Enhancing Pre-trained ASR System Fine-tuning for Dysarthric Speech Recognition using Adversarial Data Augmentation
Huimeng Wang, Zengrui Jin, Mengzhe Geng, Shujie Hu, Guinan Li, Tianzi Wang, Haoning Xu, Xunying Liu
TL;DR
This work tackles the limited data problem in dysarthric speech recognition by evaluating how data augmentation can improve fine-tuning of SSL pre-trained ASR models (Wav2vec2.0 and HuBERT). It compares conventional speed and speaker-dependent perturbations with adversarial approaches, namely DCGAN-based and Spectral basis GAN-based augmentation, across multiple model backbones and a multitask fine-tuning regime that includes impairment severity cues.

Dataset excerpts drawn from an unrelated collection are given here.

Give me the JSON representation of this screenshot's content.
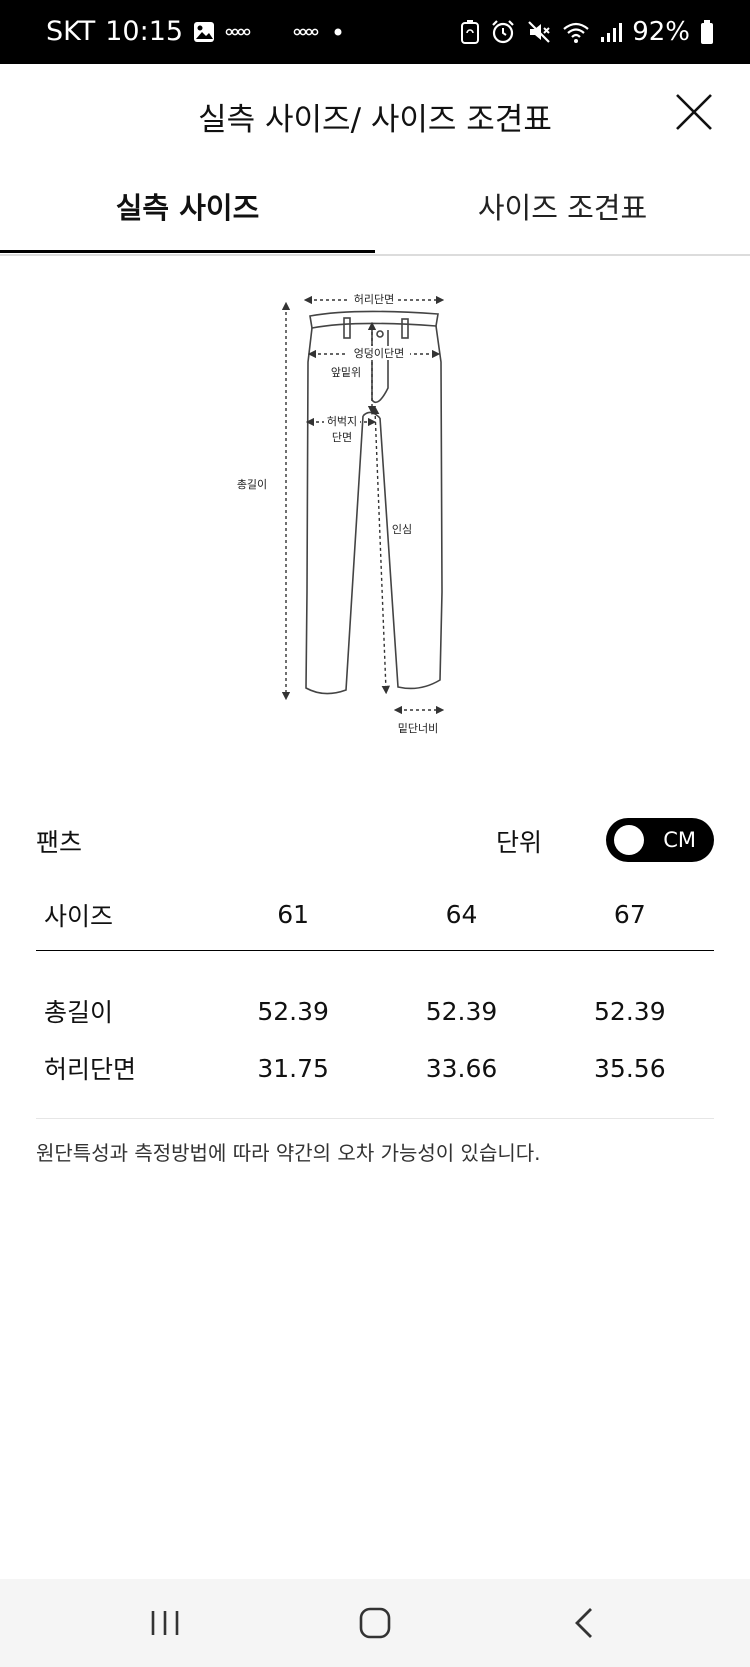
{
  "status_bar": {
    "carrier": "SKT",
    "time": "10:15",
    "battery": "92%"
  },
  "header": {
    "title": "실측 사이즈/ 사이즈 조견표"
  },
  "tabs": [
    {
      "label": "실측 사이즈",
      "active": true
    },
    {
      "label": "사이즈 조견표",
      "active": false
    }
  ],
  "diagram": {
    "waist": "허리단면",
    "hip": "엉덩이단면",
    "rise": "앞밑위",
    "thigh_line1": "허벅지",
    "thigh_line2": "단면",
    "length": "총길이",
    "inseam": "인심",
    "hem": "밑단너비"
  },
  "section": {
    "category": "팬츠",
    "unit_label": "단위",
    "unit_value": "CM"
  },
  "table": {
    "header": [
      "사이즈",
      "61",
      "64",
      "67"
    ],
    "rows": [
      {
        "label": "총길이",
        "values": [
          "52.39",
          "52.39",
          "52.39"
        ]
      },
      {
        "label": "허리단면",
        "values": [
          "31.75",
          "33.66",
          "35.56"
        ]
      }
    ]
  },
  "note": "원단특성과 측정방법에 따라 약간의 오차 가능성이 있습니다."
}
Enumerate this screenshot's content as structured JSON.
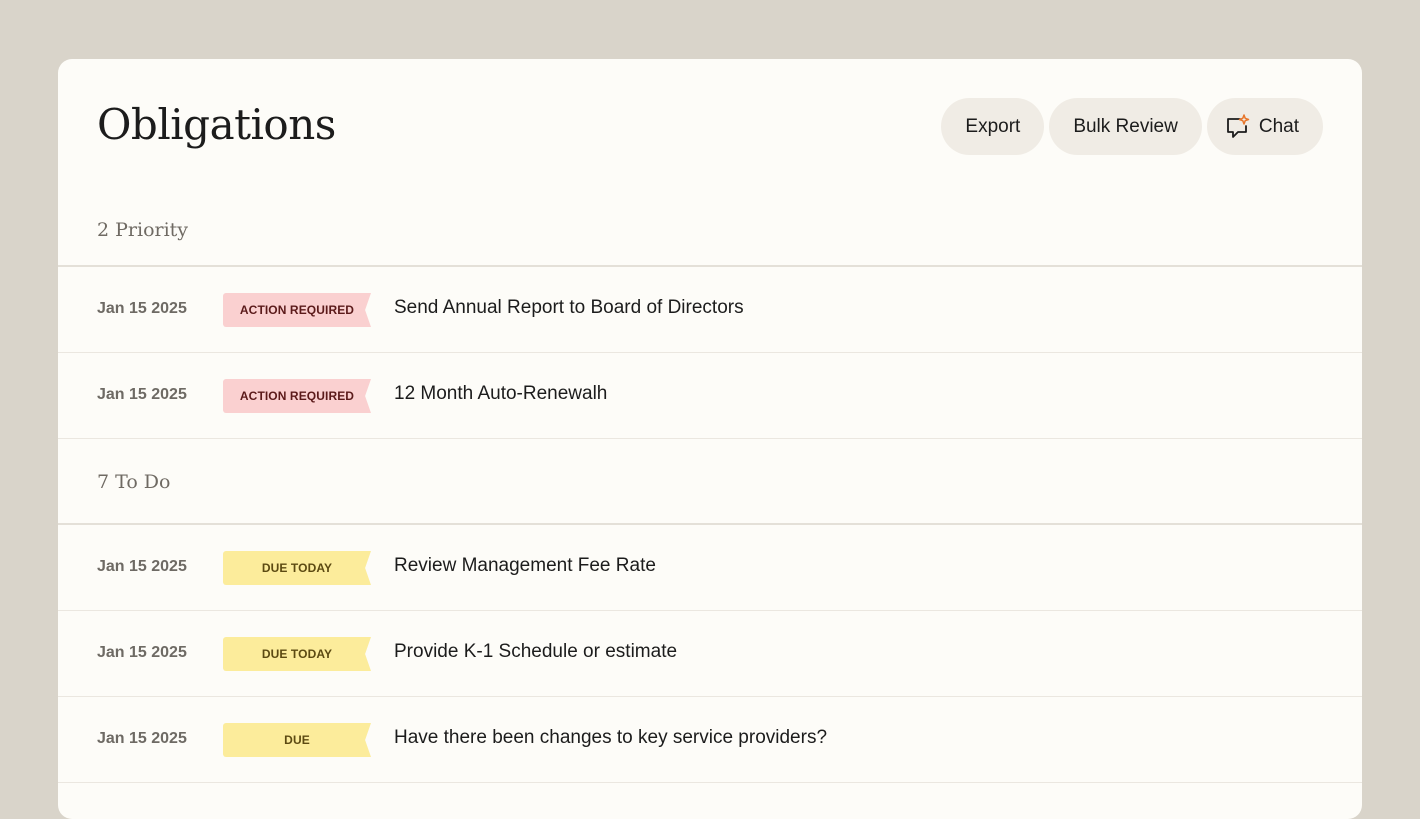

The experiments on UASpeech show that GAN-based augmentations consistently outperform non-augmented and speed-perturbed baselines, with notable gains from Spectral basis GAN when data is expanded; system combination with rescoring achieves a new low published WER of 16.53% on UASpeech. This demonstrates a practical path to more robust dysarthric ASR with limited labeled data, potentially improving assistive communication systems for dysarthric speakers.
Abstract
Automatic recognition of dysarthric speech remains a highly challenging task to date. Neuro-motor conditions and co-occurring physical disabilities create difficulty in large-scale data collection for ASR system development. Adapting SSL pre-trained ASR models to limited dysarthric speech via data-intensive parameter fine-tuning leads to poor generalization. To this end, this paper presents an extensive comparative study of various data augmentation approaches to improve the robustness of pre-trained ASR model fine-tuning to dysarthric speech. These include: a) conventional speaker-independent perturbation of impaired speech; b) speaker-dependent speed perturbation, or GAN-based adversarial perturbation of normal, control speech based on their time alignment against parallel dysarthric speech; c) novel Spectral basis GAN-based adversarial data augmentation operating on non-parallel data. Experiments conducted on the UASpeech corpus suggest GAN-based data augmentation consistently outperforms fine-tuned Wav2vec2.0 and HuBERT models using no data augmentation and speed perturbation across different data expansion operating points by statistically significant word error rate (WER) reductions up to 2.01% and 0.96% absolute (9.03% and 4.63% relative) respectively on the UASpeech test set of 16 dysarthric speakers. After cross-system outputs rescoring, the best system produced the lowest published WER of 16.53% (46.47% on very low intelligibility) on UASpeech.